Participating in the continental club competition will stretch their resources and likely impact on their domestic form.

But, in the long run, the experience could prove invaluable by strengthening the profile of the club, their competitiveness and the quality of the players. It will also give exposure to many of the young talents waiting in the wings.

KAIZER CHIEFS’ DROUGHT

It was at the Nelson Mandela Bay Stadium, after beating Chippa United in their last game of the 2014-15 league season, that Chiefs last lifted a trophy.

Nine seasons have since passed without any more silverware in a prolonged drought like no other in the long, and illustrious, history of the club. It is now reaching crisis point for the club, who have bought and hired poorly.

Many of the players who have come into the country over the past decade have been of mediocre quality, certainly nothing like the standard of purchases in decades past, although some of that has to do with the fact Chiefs cannot compete with Sundowns’ financial muscle.

They used to get the cream of the crop, now they are no longer able to eat the first-grade fruit. Owner Kaizer Motaung always preferred a foreign coach, with an air of gravitas, for his club but his children, who now run the show, have a different agenda, pushing locals and the theory only home-based coaches can get Chiefs to play attractive soccer.

None of those coaches have come close to getting them to play anything resembling entertaining, never mind winning, football.

PLAYER MOVEMENT

The transfer window only closes at the end of the month. The period June through August is always the busiest, for obvious reasons, as clubs look to strengthen their squad, prune the dead wood, and give themselves the best chance for the new campaign.

It has been a long time since there has been a decent exodus of top South African talent overseas.

Local clubs now demand too much money which puts the brakes on moves to Europe for the likes of Teboho Mokoena and Relebohile Mofokeng.

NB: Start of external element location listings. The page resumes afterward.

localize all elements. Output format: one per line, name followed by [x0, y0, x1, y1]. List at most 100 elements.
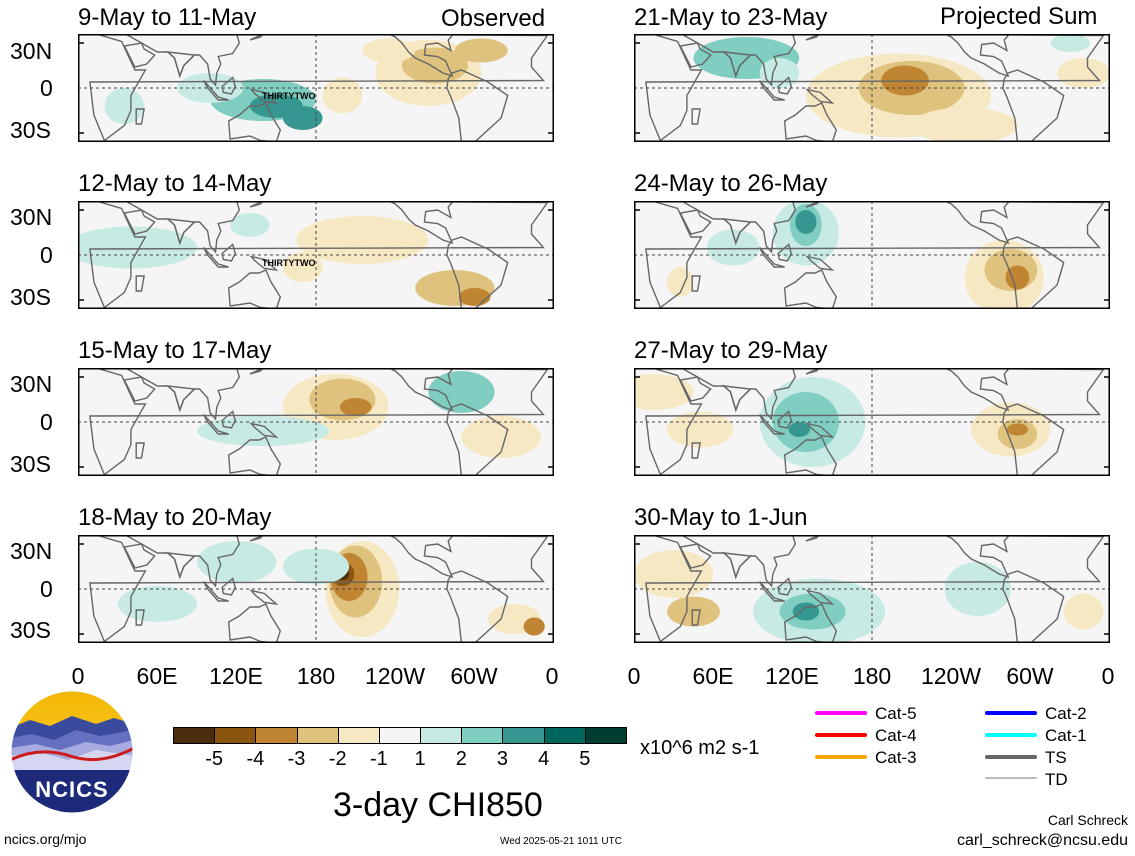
footer-url[interactable]: ncics.org/mjo — [4, 831, 87, 847]
coastline — [758, 414, 785, 435]
lat-label-eq: 0 — [40, 576, 53, 602]
legend-label: Cat-2 — [1045, 704, 1087, 723]
legend-line — [985, 777, 1037, 779]
coastline — [783, 436, 838, 476]
coastline — [446, 570, 509, 643]
colorbar-tick-label: -3 — [287, 748, 306, 770]
coastline — [783, 102, 838, 142]
negative-anomaly — [117, 586, 197, 622]
coastline — [202, 581, 229, 602]
map-panel-8 — [634, 535, 1110, 643]
lat-label-eq: 0 — [40, 409, 53, 435]
coastline — [135, 609, 145, 626]
map-frame — [634, 535, 1110, 643]
map-svg — [634, 535, 1110, 643]
coastline — [165, 385, 196, 413]
colorbar-swatch — [255, 727, 298, 744]
coastline — [446, 69, 509, 142]
coastline — [227, 603, 282, 643]
coastline — [944, 201, 1011, 245]
coastline — [777, 410, 793, 429]
coastline — [777, 577, 793, 596]
lat-label-30n: 30N — [10, 204, 53, 230]
map-frame — [634, 368, 1110, 476]
coastline — [446, 236, 509, 309]
legend-label: Cat-3 — [875, 748, 917, 767]
coastline — [673, 368, 797, 421]
coastline — [721, 51, 752, 79]
lon-label: 180 — [296, 663, 336, 689]
coastline — [673, 34, 797, 87]
coastline — [165, 51, 196, 79]
coastline — [691, 108, 701, 125]
positive-anomaly — [634, 550, 714, 598]
coastline — [805, 535, 820, 542]
coastline — [679, 42, 712, 68]
legend-line — [985, 733, 1037, 737]
colorbar-tick-label: -4 — [246, 748, 265, 770]
lat-label-30s: 30S — [10, 451, 51, 477]
map-svg — [78, 368, 554, 476]
ncics-logo: NCICS — [10, 690, 134, 819]
coastline — [227, 102, 282, 142]
positive-anomaly — [339, 398, 372, 416]
coastline — [758, 80, 785, 101]
lon-label: 120E — [209, 663, 263, 689]
legend-label: Cat-4 — [875, 726, 917, 745]
coastline — [944, 368, 1011, 412]
colorbar-swatch — [543, 727, 586, 744]
coastline — [777, 243, 793, 262]
panel-title: 15-May to 17-May — [78, 337, 272, 364]
coastline — [446, 403, 509, 476]
coastline — [249, 88, 279, 104]
lat-label-30s: 30S — [10, 617, 51, 643]
coastline — [165, 552, 196, 580]
negative-anomaly — [1050, 34, 1091, 52]
colorbar-tick-label: 1 — [414, 748, 426, 770]
coastline — [673, 535, 797, 588]
coastline — [944, 535, 1011, 579]
email[interactable]: carl_schreck@ncsu.edu — [957, 832, 1128, 849]
coastline — [805, 201, 820, 208]
map-panel-2 — [78, 201, 554, 309]
map-svg — [634, 201, 1110, 309]
coastline — [805, 422, 835, 438]
negative-anomaly — [78, 226, 197, 269]
coastline — [202, 80, 229, 101]
map-frame — [634, 34, 1110, 142]
coastline — [117, 368, 241, 421]
coastline — [135, 108, 145, 125]
coastline — [805, 88, 835, 104]
lat-label-30s: 30S — [10, 284, 51, 310]
coastline — [135, 275, 145, 292]
storm-legend: Cat-5 Cat-4 Cat-3 Cat-2 Cat-1 TS TD — [815, 704, 1135, 794]
colorbar-swatch — [337, 727, 380, 744]
positive-anomaly — [1063, 593, 1104, 630]
map-svg — [78, 535, 554, 643]
coastline — [679, 543, 712, 569]
positive-anomaly — [322, 77, 363, 114]
legend-line — [985, 755, 1037, 759]
coastline — [227, 269, 282, 309]
colorbar-swatch — [420, 727, 463, 744]
coastline — [1002, 69, 1065, 142]
map-frame — [78, 535, 554, 643]
lat-label-eq: 0 — [40, 242, 53, 268]
coastline — [805, 34, 820, 41]
coastline — [679, 209, 712, 235]
coastline — [691, 275, 701, 292]
coastline — [165, 218, 196, 246]
coastline — [227, 436, 282, 476]
map-frame — [78, 34, 554, 142]
legend-line — [815, 711, 867, 715]
storm-label: THIRTYTWO — [262, 258, 316, 268]
coastline — [805, 255, 835, 271]
colorbar — [173, 727, 627, 744]
map-svg — [634, 34, 1110, 142]
positive-anomaly — [523, 617, 545, 636]
panel-title: 12-May to 14-May — [78, 170, 272, 197]
colorbar-swatch — [461, 727, 504, 744]
map-panel-4 — [78, 535, 554, 643]
main-title: 3-day CHI850 — [333, 786, 543, 824]
positive-anomaly — [1005, 265, 1030, 290]
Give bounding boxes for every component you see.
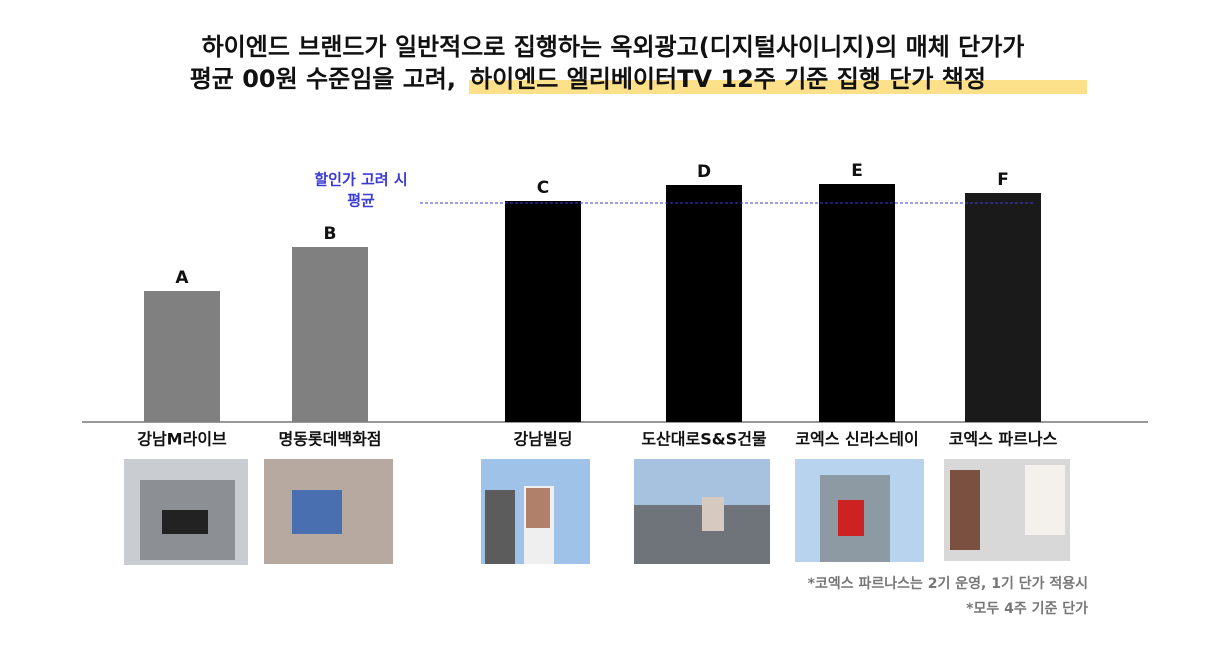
x-tick-label: 강남빌딩 xyxy=(514,430,573,449)
x-tick-label: 코엑스 신라스테이 xyxy=(795,430,918,449)
bar xyxy=(505,201,581,422)
x-tick-label: 강남M라이브 xyxy=(137,430,227,449)
x-tick-label: 도산대로S&S건물 xyxy=(641,430,767,449)
photo-detail xyxy=(292,490,342,534)
highlight xyxy=(469,80,1087,94)
photo-detail xyxy=(702,497,724,531)
reference-label: 할인가 고려 시 xyxy=(314,171,407,189)
x-tick-label: 명동롯데백화점 xyxy=(278,430,381,449)
note: *모두 4주 기준 단가 xyxy=(966,600,1088,617)
bar xyxy=(819,184,895,422)
photo-detail xyxy=(1025,465,1065,535)
title-line: 하이엔드 엘리베이터TV 12주 기준 집행 단가 책정 xyxy=(470,65,986,93)
photo-detail xyxy=(485,490,515,564)
bar-label: A xyxy=(175,268,189,288)
bar-label: F xyxy=(997,170,1009,190)
x-tick-label: 코엑스 파르나스 xyxy=(949,430,1058,449)
reference-label: 평균 xyxy=(347,192,375,210)
bar-label: C xyxy=(537,178,549,198)
bar-label: B xyxy=(324,224,337,244)
photo-detail xyxy=(526,488,550,528)
photo-detail xyxy=(950,470,980,550)
title-line: 평균 00원 수준임을 고려, xyxy=(190,65,456,93)
title-line: 하이엔드 브랜드가 일반적으로 집행하는 옥외광고(디지털사이니지)의 매체 단… xyxy=(202,33,1025,61)
bar-label: E xyxy=(851,161,863,181)
bar xyxy=(144,291,220,422)
bar xyxy=(292,247,368,422)
note: *코엑스 파르나스는 2기 운영, 1기 단가 적용시 xyxy=(808,575,1088,592)
photo-detail xyxy=(162,510,208,534)
bar xyxy=(965,193,1041,422)
photos xyxy=(124,459,1070,565)
bar xyxy=(666,185,742,422)
bar-label: D xyxy=(697,162,711,182)
photo-detail xyxy=(838,500,864,536)
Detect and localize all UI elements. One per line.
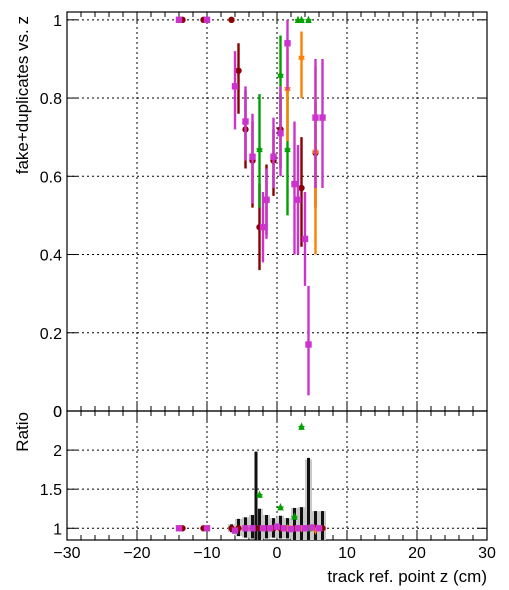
data-point <box>316 525 322 531</box>
data-point <box>284 40 290 46</box>
x-tick-label: −30 <box>53 545 80 562</box>
y-tick-label: 0.6 <box>40 169 62 186</box>
data-point <box>291 181 297 187</box>
x-axis-label: track ref. point z (cm) <box>327 567 487 586</box>
data-point <box>312 114 318 120</box>
x-tick-label: 10 <box>338 545 356 562</box>
data-point <box>235 67 241 73</box>
data-point <box>288 526 294 532</box>
data-point <box>263 197 269 203</box>
data-point <box>270 154 276 160</box>
plot-frame <box>67 12 487 411</box>
ratio-plot-panel: 11.520−30 −20 −10 0 10 20 30 <box>40 404 496 562</box>
y-tick-label: 2 <box>53 443 62 460</box>
data-point <box>309 524 315 530</box>
data-point <box>176 525 182 531</box>
y-tick-label: 1 <box>53 13 62 30</box>
main-plot-panel: 0 0.2 0.4 0.6 0.8 1 <box>40 12 487 421</box>
data-point <box>232 527 238 533</box>
data-point <box>267 525 273 531</box>
data-point <box>274 524 280 530</box>
data-point <box>319 114 325 120</box>
y-tick-label: 1 <box>53 521 62 538</box>
y-tick-label: 0.2 <box>40 326 62 343</box>
data-point <box>232 83 238 89</box>
data-point <box>228 17 234 23</box>
data-point <box>305 341 311 347</box>
data-point <box>260 224 266 230</box>
data-point <box>302 236 308 242</box>
x-tick-label: 20 <box>408 545 426 562</box>
x-tick-label: 30 <box>478 545 496 562</box>
data-point <box>281 525 287 531</box>
main-y-axis-label: fake+duplicates vs. z <box>13 16 32 174</box>
x-tick-label: −20 <box>123 545 150 562</box>
data-point <box>295 197 301 203</box>
data-point <box>204 525 210 531</box>
data-point <box>242 525 248 531</box>
data-point <box>204 17 210 23</box>
x-tick-label: −10 <box>193 545 220 562</box>
ratio-y-axis-label: Ratio <box>13 412 32 452</box>
y-tick-label: 0.8 <box>40 91 62 108</box>
y-tick-label: 1.5 <box>40 482 62 499</box>
data-point <box>260 525 266 531</box>
data-point <box>249 154 255 160</box>
data-point <box>295 525 301 531</box>
data-point <box>242 118 248 124</box>
data-point <box>277 130 283 136</box>
data-point <box>249 525 255 531</box>
y-tick-label: 0 <box>53 404 62 421</box>
x-tick-label: 0 <box>273 545 282 562</box>
y-tick-label: 0.4 <box>40 248 62 265</box>
data-point <box>298 185 304 191</box>
data-point <box>302 525 308 531</box>
data-point <box>176 17 182 23</box>
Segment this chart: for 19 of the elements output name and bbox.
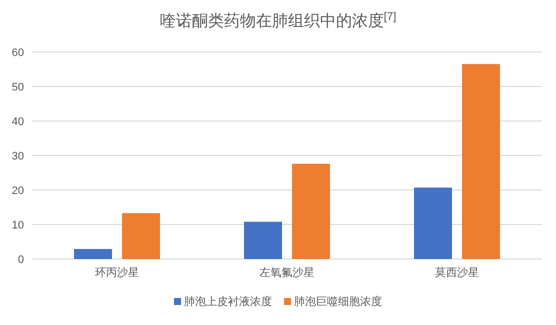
y-tick-label: 0 [18,254,24,266]
y-tick-label: 30 [12,150,24,162]
bar [244,222,282,259]
chart-title: 喹诺酮类药物在肺组织中的浓度$^{[7]}$ [160,11,396,30]
y-tick-label: 10 [12,220,24,232]
bar [292,164,330,259]
bar [74,248,112,259]
bar [122,213,160,259]
y-tick-label: 60 [12,47,24,59]
x-tick-label: 莫西沙星 [435,266,479,279]
y-tick-label: 20 [12,185,24,197]
y-tick-label: 50 [12,82,24,94]
legend-label: 肺泡巨噬细胞浓度 [294,295,382,308]
x-tick-label: 环丙沙星 [95,266,139,279]
x-tick-label: 左氧氟沙星 [260,266,314,279]
bar [462,64,500,259]
y-tick-label: 40 [12,116,24,128]
legend-label: 肺泡上皮衬液浓度 [184,295,272,308]
bar [414,188,452,259]
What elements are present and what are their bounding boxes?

It has almost become that if you want to make it in Europe, you need to bypass the Premier Soccer League.

NEW BOYS

Clinton Larsen will be no stranger to the top flight but most of his Magesi boys will. Last season’s Motsepe Foundation Championship winners have never played at the highest level of the professional game – not that it is much of an impediment.

Polokwane City and Richards Bay in the last two seasons brought up an untried and untested side and they finished comfortably ahead of the relegation zone.

Polokwane City, in fact, were eighth last season on their return to the big league. Magesi are from Limpopo Province, too, and originally started out as Tambo FC in 2011 in the village of Moletsi, not far from Polokwane.

They are hoping to use the refurbished Seshego Stadium for their home games but that will likely only happen in the second half of the season.